Раз в месяц в Плесо появляется почтальон, разносит пенсии. Небольшое оживление в деревне случается во время выборов: к каждому старику приходит делегация от местного избиркома. На последних выборах Нина Васильевна поставила "галочку" за Путина. Только аргумент ее оказался неожиданным: "А за кого надо? Его уж давно выбрали, нас ведь все равно не слушают".
Дровяной конфликт
Все проблемы здесь связаны с рекой: врача не дозовешься, а поход в магазин – целое приключение. Хоронить тоже хлопотно. В последний путь почивших надо провожать через реку: на моторной лодке по воде или на санях за веревки тащить по льду до другого берега, где будет встречать трактор.
Хотя кругом леса, заготовка дров – это отдельная забота. Своих лошадей и техники в Плесо нет, только мотокультиватор, да и много ли на тележке привезешь? Старикам лес валить не под силу, одна надежда на молодых.
– В позапрошлом году брат Олексана приезжал по мелководью на тракторе, помог с дровами. И сейчас как-нибудь привезем, – говорит Нина Васильевна.
– В Плесо есть еще два способа заготовки дров: сплавлять деревья, сваленные вдоль русла бобрами, и самый простой – "пилить столбы", разбирать старые постройки. За этот последний способ плесовцы и обижаются на семью Чоботовых. У каждого столбика есть хозяин. Приедет он, захочет сам спилить, а уже нечего. Бывали и скандалы.
***
Из Плесо мы уезжали на следующий день. Наш проводник после нескольких стопочек настойки лег спать перед ночной сменой, поэтому через реку нас перевозил его брат Василий. Простились мы сдержанно.

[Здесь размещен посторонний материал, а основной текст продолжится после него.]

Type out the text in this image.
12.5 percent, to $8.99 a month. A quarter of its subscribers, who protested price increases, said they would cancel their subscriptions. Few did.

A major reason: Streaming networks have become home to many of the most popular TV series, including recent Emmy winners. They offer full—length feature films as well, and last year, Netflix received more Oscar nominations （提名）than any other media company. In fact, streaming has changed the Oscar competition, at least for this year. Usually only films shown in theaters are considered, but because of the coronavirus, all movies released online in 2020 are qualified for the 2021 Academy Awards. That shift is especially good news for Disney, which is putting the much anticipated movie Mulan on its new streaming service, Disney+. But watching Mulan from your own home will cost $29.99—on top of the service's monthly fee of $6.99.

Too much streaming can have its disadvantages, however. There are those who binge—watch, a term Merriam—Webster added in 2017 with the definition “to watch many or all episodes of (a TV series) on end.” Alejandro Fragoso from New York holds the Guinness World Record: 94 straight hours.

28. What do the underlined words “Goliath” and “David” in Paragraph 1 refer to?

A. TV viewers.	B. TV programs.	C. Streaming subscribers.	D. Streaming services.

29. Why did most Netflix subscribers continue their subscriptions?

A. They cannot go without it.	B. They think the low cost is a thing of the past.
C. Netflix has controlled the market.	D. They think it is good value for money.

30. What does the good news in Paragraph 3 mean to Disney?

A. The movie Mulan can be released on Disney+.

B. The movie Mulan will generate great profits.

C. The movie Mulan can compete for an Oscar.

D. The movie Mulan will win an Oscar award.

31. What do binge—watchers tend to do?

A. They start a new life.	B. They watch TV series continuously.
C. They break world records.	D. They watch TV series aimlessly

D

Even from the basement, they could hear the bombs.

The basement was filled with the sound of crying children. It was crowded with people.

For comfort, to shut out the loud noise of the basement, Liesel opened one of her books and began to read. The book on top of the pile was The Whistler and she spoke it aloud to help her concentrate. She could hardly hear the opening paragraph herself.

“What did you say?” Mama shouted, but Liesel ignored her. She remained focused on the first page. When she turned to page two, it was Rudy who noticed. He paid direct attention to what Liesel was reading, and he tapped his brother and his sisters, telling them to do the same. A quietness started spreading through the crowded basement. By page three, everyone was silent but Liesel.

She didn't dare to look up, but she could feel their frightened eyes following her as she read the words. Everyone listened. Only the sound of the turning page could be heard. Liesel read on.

Умирающими поселками сейчас вряд ли кого можно удивить, и Плесо от них ничем не отличается. Мои коллеги, по всему видно, тут заскучали. Для жизни в этой тишине нужен особый склад характера или, как говорят старики, привычка. Неизвестно, сколько лет еще протянет деревня, но без старожилов это будет уже совсем другое Плесо – место отдыха, временное пристанище.